Comedian Bill Cosby talks to students at the Pleasant Street School in Athol, Mass., Monday, March 15, 2004 photo.
The woman whose molestation accusations against Bill Cosby were deemed insufficient evidence by prosecutors has filed a civil suit against the comedian.

The woman, a former Temple University employee who now lives in Canada, came forward in January with accusations about the incident she said happened a year before. Prosecutors last month said they had not found sufficient evidence to support charges against Cosby.

The civil suit was filed Tuesday in U.S. District Court.

"That prosecutor was out of line," said Delores Troiani, an attorney for the woman. "It is not a comment on her credibility, or the evidence in this case."

Cosby has denied the sexual-assault allegations, and in an interview with The National Enquirer last week said, "I am not going to give in to people who try to exploit me because of my celebrity status."

The woman claimed Cosby gave her three blue pills that rendered her semiconscious, and then sexually molested her at his home in suburban Philadelphia in January 2004. She said she awoke to find her bra undone and her clothes in disarray.

According to the suit, the woman also said that after the investigation became public, Cosby's representatives falsely told reporters that her family had asked him for money before going to police.
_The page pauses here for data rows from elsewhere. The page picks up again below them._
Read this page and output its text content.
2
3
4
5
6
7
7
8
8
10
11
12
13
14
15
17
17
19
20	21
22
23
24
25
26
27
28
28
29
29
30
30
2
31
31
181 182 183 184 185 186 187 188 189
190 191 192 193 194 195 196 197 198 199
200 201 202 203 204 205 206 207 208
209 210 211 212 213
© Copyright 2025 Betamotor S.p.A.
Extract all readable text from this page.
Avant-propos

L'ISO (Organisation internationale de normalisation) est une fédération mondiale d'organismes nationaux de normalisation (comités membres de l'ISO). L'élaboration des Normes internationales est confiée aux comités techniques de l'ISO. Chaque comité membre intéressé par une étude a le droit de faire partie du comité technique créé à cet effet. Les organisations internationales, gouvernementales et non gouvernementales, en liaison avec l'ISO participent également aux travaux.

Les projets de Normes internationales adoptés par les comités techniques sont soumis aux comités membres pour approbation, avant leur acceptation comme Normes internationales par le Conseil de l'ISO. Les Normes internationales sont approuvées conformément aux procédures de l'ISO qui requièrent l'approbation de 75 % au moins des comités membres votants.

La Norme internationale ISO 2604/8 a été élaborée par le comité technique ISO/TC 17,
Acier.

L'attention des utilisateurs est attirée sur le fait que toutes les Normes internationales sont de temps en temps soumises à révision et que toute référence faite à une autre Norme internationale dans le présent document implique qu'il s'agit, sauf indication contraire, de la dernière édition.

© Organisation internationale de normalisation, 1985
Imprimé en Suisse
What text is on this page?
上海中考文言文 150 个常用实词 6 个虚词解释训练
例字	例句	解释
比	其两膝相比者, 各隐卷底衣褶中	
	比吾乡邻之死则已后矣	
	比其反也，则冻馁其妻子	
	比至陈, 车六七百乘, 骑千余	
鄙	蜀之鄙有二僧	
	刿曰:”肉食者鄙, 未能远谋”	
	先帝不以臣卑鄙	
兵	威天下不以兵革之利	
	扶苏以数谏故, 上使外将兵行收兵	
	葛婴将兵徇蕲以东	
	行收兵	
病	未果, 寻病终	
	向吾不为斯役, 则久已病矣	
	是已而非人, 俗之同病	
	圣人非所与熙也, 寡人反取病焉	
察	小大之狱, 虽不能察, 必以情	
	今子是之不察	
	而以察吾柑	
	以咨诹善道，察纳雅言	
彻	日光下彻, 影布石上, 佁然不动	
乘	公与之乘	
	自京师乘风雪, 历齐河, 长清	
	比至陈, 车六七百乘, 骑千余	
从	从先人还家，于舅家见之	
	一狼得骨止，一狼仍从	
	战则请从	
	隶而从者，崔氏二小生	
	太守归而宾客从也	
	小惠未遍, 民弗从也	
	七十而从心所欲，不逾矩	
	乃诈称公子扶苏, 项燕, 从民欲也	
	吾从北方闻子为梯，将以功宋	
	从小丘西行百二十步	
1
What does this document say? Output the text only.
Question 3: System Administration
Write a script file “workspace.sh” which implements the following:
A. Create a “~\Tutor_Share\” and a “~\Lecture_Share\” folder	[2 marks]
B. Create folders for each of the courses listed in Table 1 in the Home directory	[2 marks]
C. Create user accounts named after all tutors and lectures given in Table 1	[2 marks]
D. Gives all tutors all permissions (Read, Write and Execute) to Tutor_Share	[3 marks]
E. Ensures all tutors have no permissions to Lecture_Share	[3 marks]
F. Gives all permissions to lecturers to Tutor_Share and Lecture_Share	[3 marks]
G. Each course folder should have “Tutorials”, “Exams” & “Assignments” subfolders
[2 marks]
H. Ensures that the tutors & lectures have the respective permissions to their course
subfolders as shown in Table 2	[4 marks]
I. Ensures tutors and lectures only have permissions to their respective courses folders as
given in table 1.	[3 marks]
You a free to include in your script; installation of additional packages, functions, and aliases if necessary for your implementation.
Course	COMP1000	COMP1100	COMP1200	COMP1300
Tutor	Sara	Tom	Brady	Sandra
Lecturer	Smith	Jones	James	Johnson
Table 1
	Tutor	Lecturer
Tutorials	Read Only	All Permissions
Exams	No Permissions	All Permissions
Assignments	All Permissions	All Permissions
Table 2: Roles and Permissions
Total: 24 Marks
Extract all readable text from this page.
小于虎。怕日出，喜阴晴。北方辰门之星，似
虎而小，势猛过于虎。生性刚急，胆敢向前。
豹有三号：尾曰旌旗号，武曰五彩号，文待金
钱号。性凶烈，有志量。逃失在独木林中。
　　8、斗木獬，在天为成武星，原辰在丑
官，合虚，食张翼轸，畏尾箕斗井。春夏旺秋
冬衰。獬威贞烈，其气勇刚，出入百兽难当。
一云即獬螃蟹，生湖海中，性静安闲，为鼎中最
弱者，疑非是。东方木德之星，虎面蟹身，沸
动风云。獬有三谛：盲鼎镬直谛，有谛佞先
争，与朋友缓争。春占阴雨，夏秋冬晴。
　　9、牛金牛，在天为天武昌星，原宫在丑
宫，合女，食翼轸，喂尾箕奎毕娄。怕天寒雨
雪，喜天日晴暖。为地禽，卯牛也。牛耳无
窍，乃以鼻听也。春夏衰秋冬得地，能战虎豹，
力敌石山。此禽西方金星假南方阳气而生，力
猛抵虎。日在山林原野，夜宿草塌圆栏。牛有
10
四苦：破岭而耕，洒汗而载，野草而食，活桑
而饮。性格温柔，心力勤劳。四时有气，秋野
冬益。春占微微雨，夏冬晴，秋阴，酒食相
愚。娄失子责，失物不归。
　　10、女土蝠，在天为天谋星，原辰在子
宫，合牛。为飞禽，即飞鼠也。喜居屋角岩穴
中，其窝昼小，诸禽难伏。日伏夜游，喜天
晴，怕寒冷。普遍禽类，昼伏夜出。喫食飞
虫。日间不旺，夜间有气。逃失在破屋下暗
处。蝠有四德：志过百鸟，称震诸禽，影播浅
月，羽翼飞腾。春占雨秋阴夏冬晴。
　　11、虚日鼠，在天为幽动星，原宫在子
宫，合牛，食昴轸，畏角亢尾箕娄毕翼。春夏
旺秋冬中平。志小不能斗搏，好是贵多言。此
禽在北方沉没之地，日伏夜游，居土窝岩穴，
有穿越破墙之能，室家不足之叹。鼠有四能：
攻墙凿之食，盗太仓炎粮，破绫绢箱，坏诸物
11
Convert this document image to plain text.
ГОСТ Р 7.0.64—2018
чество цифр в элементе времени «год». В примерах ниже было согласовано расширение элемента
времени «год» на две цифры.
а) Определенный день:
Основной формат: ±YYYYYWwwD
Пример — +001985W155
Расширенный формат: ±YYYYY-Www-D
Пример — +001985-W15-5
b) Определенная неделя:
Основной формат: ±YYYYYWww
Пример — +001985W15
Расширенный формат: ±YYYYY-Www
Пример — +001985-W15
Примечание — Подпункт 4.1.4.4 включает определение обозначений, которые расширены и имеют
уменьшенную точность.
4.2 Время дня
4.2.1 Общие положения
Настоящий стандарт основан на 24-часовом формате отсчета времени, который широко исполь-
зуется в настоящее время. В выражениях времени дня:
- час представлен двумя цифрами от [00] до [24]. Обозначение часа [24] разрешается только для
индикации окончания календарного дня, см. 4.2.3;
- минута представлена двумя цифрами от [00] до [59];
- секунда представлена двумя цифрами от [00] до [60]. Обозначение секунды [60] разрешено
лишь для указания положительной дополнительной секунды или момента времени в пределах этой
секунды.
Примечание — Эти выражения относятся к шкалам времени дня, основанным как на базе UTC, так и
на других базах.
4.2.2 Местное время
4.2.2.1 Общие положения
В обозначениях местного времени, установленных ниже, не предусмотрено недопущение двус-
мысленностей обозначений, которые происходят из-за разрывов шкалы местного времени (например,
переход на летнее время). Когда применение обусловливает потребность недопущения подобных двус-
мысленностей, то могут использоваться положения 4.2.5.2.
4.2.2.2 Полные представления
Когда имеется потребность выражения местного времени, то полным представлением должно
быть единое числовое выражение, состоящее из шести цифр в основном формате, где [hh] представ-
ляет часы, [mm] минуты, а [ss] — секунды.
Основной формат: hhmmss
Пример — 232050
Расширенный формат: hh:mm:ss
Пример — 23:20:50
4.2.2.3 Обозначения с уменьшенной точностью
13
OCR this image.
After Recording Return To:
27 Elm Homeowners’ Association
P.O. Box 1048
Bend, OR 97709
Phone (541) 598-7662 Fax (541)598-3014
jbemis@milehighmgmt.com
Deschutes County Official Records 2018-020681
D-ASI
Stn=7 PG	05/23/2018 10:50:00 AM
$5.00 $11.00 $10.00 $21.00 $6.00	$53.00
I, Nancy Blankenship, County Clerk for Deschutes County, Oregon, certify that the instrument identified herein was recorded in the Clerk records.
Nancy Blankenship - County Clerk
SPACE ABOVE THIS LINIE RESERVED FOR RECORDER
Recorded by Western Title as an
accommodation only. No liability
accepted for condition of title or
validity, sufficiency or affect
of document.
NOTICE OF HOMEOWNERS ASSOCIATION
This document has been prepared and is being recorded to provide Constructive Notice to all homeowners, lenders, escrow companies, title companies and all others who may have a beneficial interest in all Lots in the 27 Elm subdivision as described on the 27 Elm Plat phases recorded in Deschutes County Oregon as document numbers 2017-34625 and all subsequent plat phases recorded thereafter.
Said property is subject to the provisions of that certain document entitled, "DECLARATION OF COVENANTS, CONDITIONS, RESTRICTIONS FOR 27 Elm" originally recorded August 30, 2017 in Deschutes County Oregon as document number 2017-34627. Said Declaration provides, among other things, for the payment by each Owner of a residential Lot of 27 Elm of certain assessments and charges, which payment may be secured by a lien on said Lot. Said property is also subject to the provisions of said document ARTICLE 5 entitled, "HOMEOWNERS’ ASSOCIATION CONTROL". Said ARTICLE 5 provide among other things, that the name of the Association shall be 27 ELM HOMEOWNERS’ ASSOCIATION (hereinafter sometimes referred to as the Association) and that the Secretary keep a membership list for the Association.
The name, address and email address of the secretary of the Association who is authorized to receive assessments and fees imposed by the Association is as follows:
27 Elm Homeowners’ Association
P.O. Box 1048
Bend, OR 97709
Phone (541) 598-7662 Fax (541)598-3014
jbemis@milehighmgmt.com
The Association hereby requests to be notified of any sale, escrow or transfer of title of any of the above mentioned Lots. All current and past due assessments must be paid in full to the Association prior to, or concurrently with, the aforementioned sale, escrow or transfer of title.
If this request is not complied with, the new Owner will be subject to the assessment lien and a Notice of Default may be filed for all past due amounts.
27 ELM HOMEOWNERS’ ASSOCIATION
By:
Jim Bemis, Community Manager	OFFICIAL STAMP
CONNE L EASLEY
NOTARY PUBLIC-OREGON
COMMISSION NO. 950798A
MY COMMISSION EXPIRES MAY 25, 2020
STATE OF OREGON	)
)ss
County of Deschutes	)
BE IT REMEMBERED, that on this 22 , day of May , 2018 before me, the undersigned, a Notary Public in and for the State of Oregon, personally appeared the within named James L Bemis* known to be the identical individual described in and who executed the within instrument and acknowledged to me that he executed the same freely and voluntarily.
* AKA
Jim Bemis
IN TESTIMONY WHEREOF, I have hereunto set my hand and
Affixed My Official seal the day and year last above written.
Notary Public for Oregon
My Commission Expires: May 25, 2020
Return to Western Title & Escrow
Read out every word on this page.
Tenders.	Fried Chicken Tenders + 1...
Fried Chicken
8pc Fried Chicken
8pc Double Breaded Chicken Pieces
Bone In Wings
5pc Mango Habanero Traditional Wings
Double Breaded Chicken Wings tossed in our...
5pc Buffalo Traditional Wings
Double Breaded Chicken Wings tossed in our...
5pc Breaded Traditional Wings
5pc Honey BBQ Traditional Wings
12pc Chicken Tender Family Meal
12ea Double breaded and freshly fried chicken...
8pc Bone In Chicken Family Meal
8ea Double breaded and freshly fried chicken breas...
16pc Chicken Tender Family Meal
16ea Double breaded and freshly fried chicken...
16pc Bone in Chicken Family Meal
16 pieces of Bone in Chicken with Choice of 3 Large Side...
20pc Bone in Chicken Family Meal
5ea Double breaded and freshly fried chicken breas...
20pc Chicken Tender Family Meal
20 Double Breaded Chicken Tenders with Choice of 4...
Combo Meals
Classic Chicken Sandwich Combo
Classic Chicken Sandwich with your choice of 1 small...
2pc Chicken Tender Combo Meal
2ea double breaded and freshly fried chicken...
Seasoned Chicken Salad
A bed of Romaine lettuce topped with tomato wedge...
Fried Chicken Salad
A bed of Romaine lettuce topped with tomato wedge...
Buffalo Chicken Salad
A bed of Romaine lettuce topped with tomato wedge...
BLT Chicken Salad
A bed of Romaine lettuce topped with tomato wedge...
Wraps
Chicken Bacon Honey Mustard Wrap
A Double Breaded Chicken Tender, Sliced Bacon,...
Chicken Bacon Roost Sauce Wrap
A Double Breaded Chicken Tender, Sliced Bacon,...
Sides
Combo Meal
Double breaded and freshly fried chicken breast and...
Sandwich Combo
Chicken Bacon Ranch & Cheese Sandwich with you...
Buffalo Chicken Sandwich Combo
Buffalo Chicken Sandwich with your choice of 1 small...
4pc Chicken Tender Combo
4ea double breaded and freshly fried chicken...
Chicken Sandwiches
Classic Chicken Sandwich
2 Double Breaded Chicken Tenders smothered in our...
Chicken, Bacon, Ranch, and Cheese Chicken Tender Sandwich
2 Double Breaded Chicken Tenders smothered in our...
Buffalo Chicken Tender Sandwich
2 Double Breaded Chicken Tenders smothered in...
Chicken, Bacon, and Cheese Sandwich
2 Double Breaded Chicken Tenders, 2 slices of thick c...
She is seeking defamation damages.

"He has compounded it by making it appear as if she tried to extort money from him," Troiani said.

In the Enquirer interview, Cosby was quoted as saying, "Looking back on it, I realize that words and actions can be misinterpreted by another person."

"I'm not saying that what I did was wrong, but I apologize to my loving wife, who has stood by my side for all these years, for any pain I have caused her," he said. The article did not elaborate.

The long-married Cosby, best known as a warm, wisecracking TV dad, has provoked debate this past year with blunt remarks on personal responsibility aimed at the black community. In 1997, the year his son Ennis was murdered, he acknowledged a brief affair with the mother of Autumn Jackson, a young woman convicted of extorting him.